Ein Betriebsrat und der Geschäftsführer diskutieren über die Betriebsvereinbarung

Viele Unternehmen haben eine Betriebsvereinbarung, die der Arbeitgeber gemeinsam mit dem Betriebsrat geschlossen haben. Darin sind viele Sachverhalte geregelt, die im Arbeitsalltag relevant sein können. In diesem Artikel erfährst du, unter welchen Voraussetzungen eine Betriebsvereinbarung getroffen werden kann, welche Themen für sie typisch sind und woran Arbeitnehmer sich im Zweifel halten müssen: Betriebsvereinbarung, Arbeitsvertrag oder Tarifvertrag?

Was ist eine Betriebsvereinbarung und für wen gilt sie?

Bei einer Betriebsvereinbarung handelt es sich um eine schriftliche Vereinbarung zwischen einem Arbeitgeber und dem Betriebsrat in einem Unternehmen. Sie ist in § 77 des Betriebsverfassungsgesetzes, kurz BetrVG, geregelt. Im öffentlichen Dienst ist analog zur Betriebsvereinbarung von einer Dienstvereinbarung die Rede. Eine Betriebsvereinbarung ohne Betriebsrat ist nicht möglich – gibt es in der Firma kein solches Gremium, kann auch keine Betriebsvereinbarung zustande kommen.

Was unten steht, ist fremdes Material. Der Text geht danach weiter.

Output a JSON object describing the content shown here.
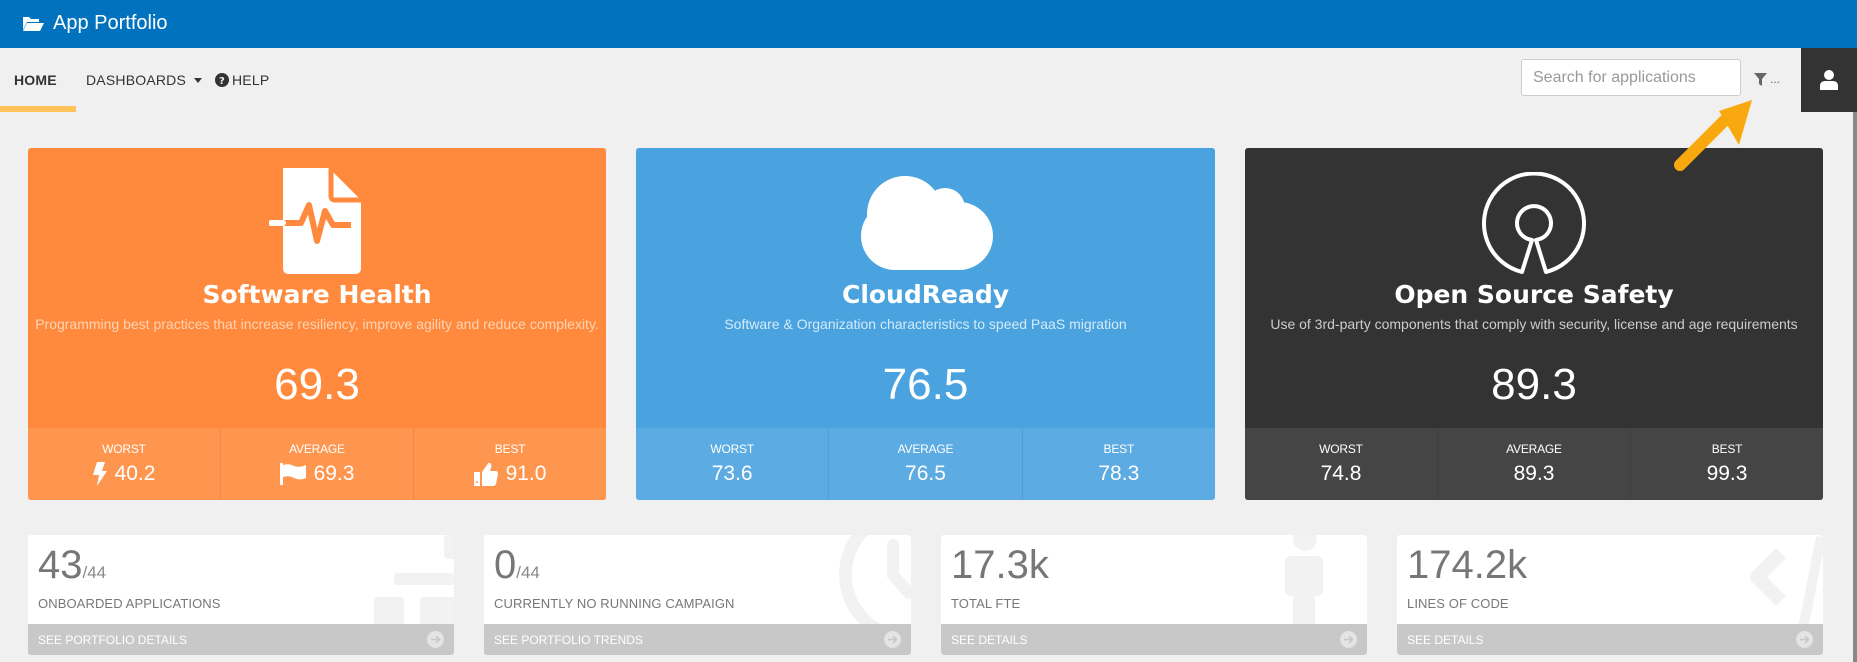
{
  "app": {
    "title": "App Portfolio",
    "brand_icon": "folder-open-icon"
  },
  "nav": {
    "items": [
      {
        "label": "HOME",
        "active": true
      },
      {
        "label": "DASHBOARDS",
        "icon": "caret-down-icon"
      },
      {
        "label": "HELP",
        "icon": "question-circle-icon"
      }
    ],
    "active_color": "#fec25a"
  },
  "search": {
    "placeholder": "Search for applications",
    "value": ""
  },
  "filter": {
    "icon": "filter-icon",
    "label": "..."
  },
  "user": {
    "icon": "user-icon"
  },
  "cards": [
    {
      "title": "Software Health",
      "description": "Programming best practices that increase resiliency, improve agility and reduce complexity.",
      "score": "69.3",
      "icon": "file-pulse-icon",
      "color": "#ff8a3d",
      "stats": [
        {
          "label": "WORST",
          "value": "40.2",
          "icon": "bolt-icon"
        },
        {
          "label": "AVERAGE",
          "value": "69.3",
          "icon": "flag-icon"
        },
        {
          "label": "BEST",
          "value": "91.0",
          "icon": "thumbs-up-icon"
        }
      ]
    },
    {
      "title": "CloudReady",
      "description": "Software & Organization characteristics to speed PaaS migration",
      "score": "76.5",
      "icon": "cloud-icon",
      "color": "#4aa3df",
      "stats": [
        {
          "label": "WORST",
          "value": "73.6"
        },
        {
          "label": "AVERAGE",
          "value": "76.5"
        },
        {
          "label": "BEST",
          "value": "78.3"
        }
      ]
    },
    {
      "title": "Open Source Safety",
      "description": "Use of 3rd-party components that comply with security, license and age requirements",
      "score": "89.3",
      "icon": "open-source-icon",
      "color": "#333333",
      "stats": [
        {
          "label": "WORST",
          "value": "74.8"
        },
        {
          "label": "AVERAGE",
          "value": "89.3"
        },
        {
          "label": "BEST",
          "value": "99.3"
        }
      ]
    }
  ],
  "tiles": [
    {
      "value": "43",
      "suffix": "/44",
      "label": "ONBOARDED APPLICATIONS",
      "link": "SEE PORTFOLIO DETAILS",
      "icon": "sitemap-icon"
    },
    {
      "value": "0",
      "suffix": "/44",
      "label": "CURRENTLY NO RUNNING CAMPAIGN",
      "link": "SEE PORTFOLIO TRENDS",
      "icon": "clock-icon"
    },
    {
      "value": "17.3k",
      "suffix": "",
      "label": "TOTAL FTE",
      "link": "SEE DETAILS",
      "icon": "person-icon"
    },
    {
      "value": "174.2k",
      "suffix": "",
      "label": "LINES OF CODE",
      "link": "SEE DETAILS",
      "icon": "code-icon"
    }
  ],
  "annotation": {
    "icon": "pointer-arrow-icon",
    "color": "#f9a90f"
  }
}
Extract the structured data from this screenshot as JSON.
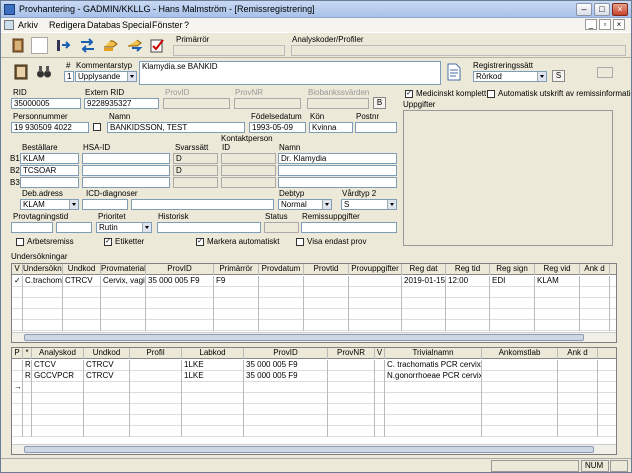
{
  "window": {
    "title": "Provhantering - GADMIN/KKLLG - Hans Malmström - [Remissregistrering]"
  },
  "menu": [
    "Arkiv",
    "Redigera",
    "Databas",
    "Special",
    "Fönster",
    "?"
  ],
  "toolbar": {
    "primarror_label": "Primärrör",
    "analyskoder_label": "Analyskoder/Profiler"
  },
  "form": {
    "kommentarstyp_label": "Kommentarstyp",
    "kommentar_num": "1",
    "kommentarstyp": "Upplysande",
    "kommentar": "Klamydia.se BANKID",
    "registreringssatt_label": "Registreringssätt",
    "registreringssatt": "Rörkod",
    "s_label": "S",
    "rid_label": "RID",
    "rid": "35000005",
    "extern_rid_label": "Extern RID",
    "extern_rid": "9228935327",
    "provid_label": "ProvID",
    "provnr_label": "ProvNR",
    "biobank_label": "Biobankssvärden",
    "b_label": "B",
    "medicinskt_label": "Medicinskt komplett",
    "automatisk_utskrift_label": "Automatisk utskrift av remissinformation",
    "uppgifter_label": "Uppgifter",
    "personnummer_label": "Personnummer",
    "personnummer": "19  930509 4022",
    "namn_label": "Namn",
    "namn": "BANKIDSSON, TEST",
    "fodelsedatum_label": "Födelsedatum",
    "fodelsedatum": "1993-05-09",
    "kon_label": "Kön",
    "kon": "Kvinna",
    "postnr_label": "Postnr",
    "bestallare_label": "Beställare",
    "hsaid_label": "HSA-ID",
    "svarssatt_label": "Svarssätt",
    "kontaktperson_label": "Kontaktperson",
    "id_label": "ID",
    "kp_namn_label": "Namn",
    "b1_label": "B1",
    "b1": "KLAM",
    "b1_svar": "D",
    "b1_kp": "Dr. Klamydia",
    "b2_label": "B2",
    "b2": "TCSOAR",
    "b2_svar": "D",
    "b3_label": "B3",
    "debadress_label": "Deb.adress",
    "debadress": "KLAM",
    "icd_label": "ICD-diagnoser",
    "debtyp_label": "Debtyp",
    "debtyp": "Normal",
    "vardtyp_label": "Vårdtyp 2",
    "vardtyp": "S",
    "provtagningstid_label": "Provtagningstid",
    "prioritet_label": "Prioritet",
    "prioritet": "Rutin",
    "historisk_label": "Historisk",
    "status_label": "Status",
    "remissuppgifter_label": "Remissuppgifter",
    "arbetsremiss_label": "Arbetsremiss",
    "etiketter_label": "Etiketter",
    "markera_label": "Markera automatiskt",
    "visa_endast_label": "Visa endast prov"
  },
  "undersokningar": {
    "label": "Undersökningar",
    "columns": [
      "V",
      "Undersökning",
      "Undkod",
      "Provmaterial",
      "ProvID",
      "Primärrör",
      "Provdatum",
      "Provtid",
      "Provuppgifter",
      "Reg dat",
      "Reg tid",
      "Reg sign",
      "Reg vid",
      "Ank d"
    ],
    "rows": [
      [
        "✓",
        "C.trachomatis",
        "CTRCV",
        "Cervix, vagina",
        "35 000 005 F9",
        "F9",
        "",
        "",
        "",
        "2019-01-15",
        "12:00",
        "EDI",
        "KLAM",
        ""
      ]
    ]
  },
  "analyser": {
    "columns": [
      "P",
      "*",
      "Analyskod",
      "Undkod",
      "Profil",
      "Labkod",
      "ProvID",
      "ProvNR",
      "V",
      "Trivialnamn",
      "Ankomstlab",
      "Ank d"
    ],
    "rows": [
      [
        "",
        "R",
        "CTCV",
        "CTRCV",
        "",
        "1LKE",
        "35 000 005 F9",
        "",
        "",
        "C. trachomatis PCR cervix/vagina",
        "",
        ""
      ],
      [
        "",
        "R",
        "GCCVPCR",
        "CTRCV",
        "",
        "1LKE",
        "35 000 005 F9",
        "",
        "",
        "N.gonorrhoeae PCR cervix/vagina",
        "",
        ""
      ],
      [
        "→",
        "",
        "",
        "",
        "",
        "",
        "",
        "",
        "",
        "",
        "",
        ""
      ]
    ]
  },
  "status": {
    "num": "NUM"
  }
}
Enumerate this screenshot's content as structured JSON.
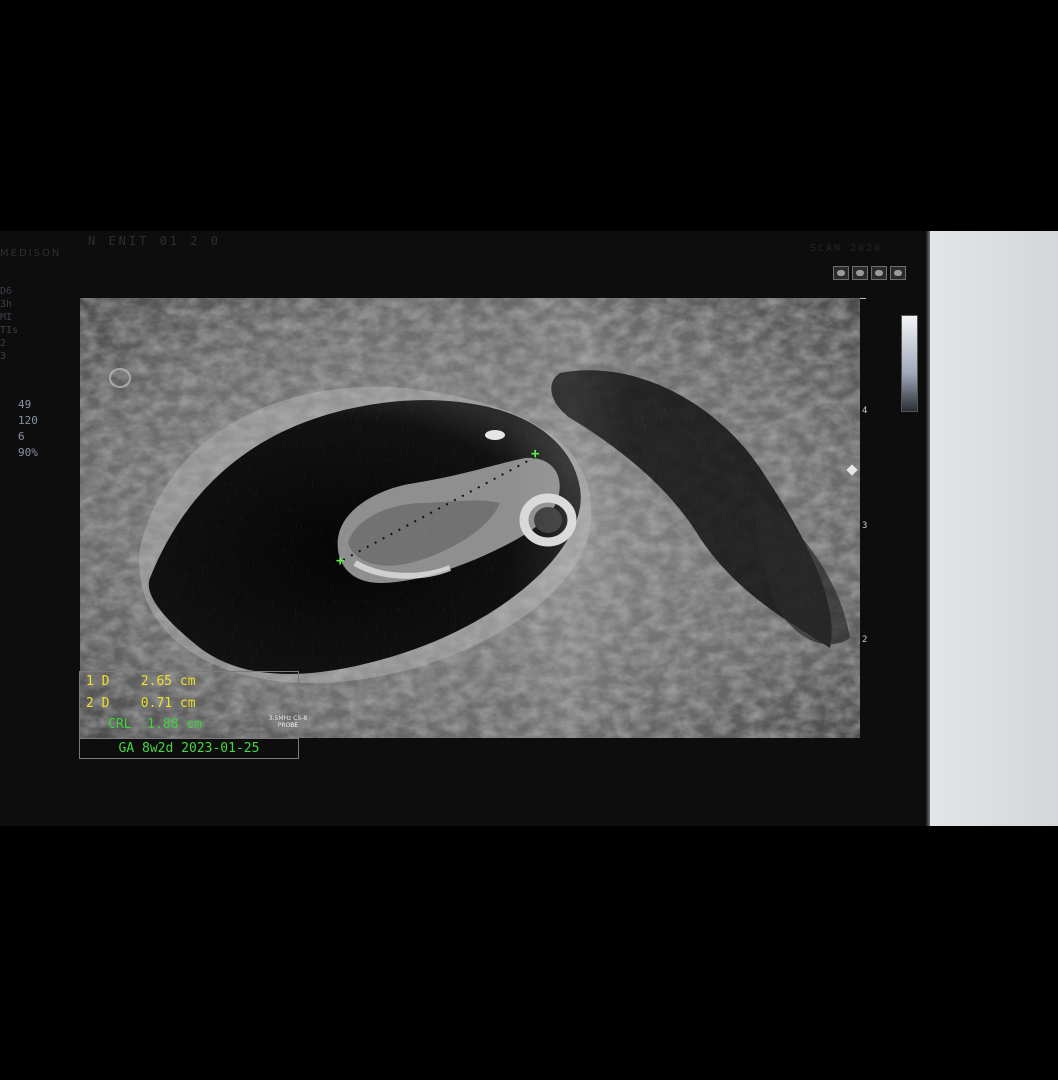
{
  "header": {
    "title": "N ENIT 01 2 0",
    "brand": "MEDISON",
    "right_label": "SCAN 2020"
  },
  "left_marks": [
    "D6",
    "3h",
    "MI",
    "TIs",
    "2",
    "3"
  ],
  "params": [
    "49",
    "120",
    "6",
    "90%"
  ],
  "depth_scale": {
    "labels": [
      "4",
      "3",
      "2"
    ],
    "label_positions_fraction": [
      0.26,
      0.52,
      0.78
    ]
  },
  "measurements": {
    "rows": [
      {
        "index": "1",
        "kind": "D",
        "value": "2.65 cm"
      },
      {
        "index": "2",
        "kind": "D",
        "value": "0.71 cm"
      }
    ],
    "crl": {
      "label": "CRL",
      "value": "1.88 cm"
    },
    "ga": "GA 8w2d 2023-01-25"
  },
  "small_label": "3.5MHz C5-8 PROBE",
  "toolbar_icons": [
    "freeze-icon",
    "image-icon",
    "measure-icon",
    "settings-icon"
  ],
  "colors": {
    "measure_yellow": "#f0e02a",
    "measure_green": "#3fd23a",
    "background": "#000000"
  }
}
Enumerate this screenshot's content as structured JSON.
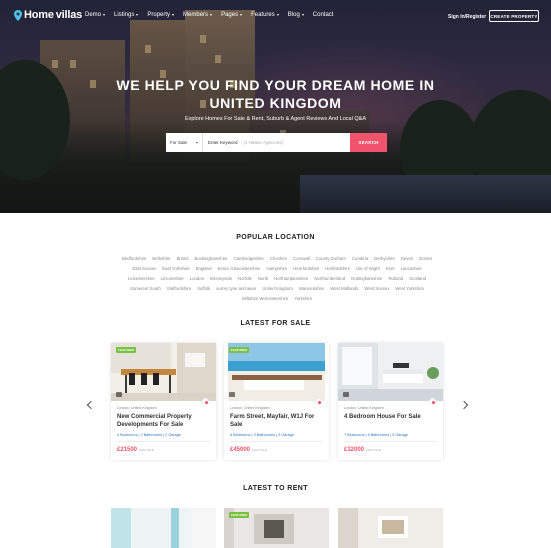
{
  "brand": {
    "name_part1": "Home",
    "name_part2": "villas"
  },
  "nav": {
    "items": [
      {
        "label": "Demo",
        "dropdown": true
      },
      {
        "label": "Listings",
        "dropdown": true
      },
      {
        "label": "Property",
        "dropdown": true
      },
      {
        "label": "Members",
        "dropdown": true
      },
      {
        "label": "Pages",
        "dropdown": true
      },
      {
        "label": "Features",
        "dropdown": true
      },
      {
        "label": "Blog",
        "dropdown": true
      },
      {
        "label": "Contact",
        "dropdown": false
      }
    ],
    "signin": "Sign In/Register",
    "create": "CREATE PROPERTY"
  },
  "hero": {
    "title_line1": "WE HELP YOU FIND YOUR DREAM HOME IN",
    "title_line2": "UNITED KINGDOM",
    "subtitle": "Explore Homes For Sale & Rent, Suburb & Agent Reviews And Local Q&A"
  },
  "search": {
    "type_value": "For Sale",
    "keyword_label": "Enter Keyword",
    "keyword_placeholder": "(4 Hatton Agencies)",
    "button": "SEARCH"
  },
  "popular": {
    "heading": "POPULAR LOCATION",
    "locations": [
      "Bedfordshire",
      "Berkshire",
      "Bristol",
      "Buckinghamshire",
      "Cambridgeshire",
      "Cheshire",
      "Cornwall",
      "County Durham",
      "Cumbria",
      "Derbyshire",
      "Devon",
      "Dorset",
      "East Sussex",
      "East Yorkshire",
      "England",
      "Essex Gloucestershire",
      "Hampshire",
      "Herefordshire",
      "Hertfordshire",
      "Isle of Wight",
      "Kent",
      "Lancashire",
      "Leicestershire",
      "Lincolnshire",
      "London",
      "Merseyside",
      "Norfolk",
      "North",
      "Northamptonshire",
      "Northumberland",
      "Nottinghamshire",
      "Rutland",
      "Scotland",
      "Somerset South",
      "Staffordshire",
      "Suffolk",
      "surrey tyne and wear",
      "United Kingdom",
      "Warwickshire",
      "West Midlands",
      "West Sussex",
      "West Yorkshire",
      "Wiltshire Worcestershire",
      "Yorkshire"
    ]
  },
  "sale": {
    "heading": "LATEST FOR SALE",
    "cards": [
      {
        "badge": "FEATURED",
        "location": "London, United Kingdom",
        "title": "New Commercial Property Developments For Sale",
        "features": "4 Bedrooms | 2 Bathrooms | 2 Garage",
        "price": "£21500",
        "price_note": "FOR SALE"
      },
      {
        "badge": "FEATURED",
        "location": "London, United Kingdom",
        "title": "Farm Street, Mayfair, W1J For Sale",
        "features": "6 Bedrooms | 3 Bathrooms | 3 Garage",
        "price": "£45000",
        "price_note": "FOR SALE"
      },
      {
        "badge": "",
        "location": "London, United Kingdom",
        "title": "4 Bedroom House For Sale",
        "features": "7 Bedrooms | 6 Bathrooms | 5 Garage",
        "price": "£32000",
        "price_note": "FOR SALE"
      }
    ]
  },
  "rent": {
    "heading": "LATEST TO RENT",
    "cards": [
      {
        "badge": ""
      },
      {
        "badge": "FEATURED"
      },
      {
        "badge": ""
      }
    ]
  },
  "colors": {
    "accent": "#f0536b",
    "link": "#2d73c8",
    "badge": "#7ac143"
  }
}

Eine Betriebsvereinbarung hat den Zweck, die Ausgestaltung des betrieblichen Alltags zu konkretisieren. Welche Regeln gelten? Wie sehen die Arbeitsbedingungen aus? Welche Pflichten müssen Arbeitnehmer und Arbeitgeber jeweils erfüllen? Somit ergeben sich aus einer Betriebsvereinbarung die Spielregeln, an die sich alle Beteiligten in einem Betrieb beziehungsweise im Geltungsbereich der Betriebsvereinbarung halten müssen.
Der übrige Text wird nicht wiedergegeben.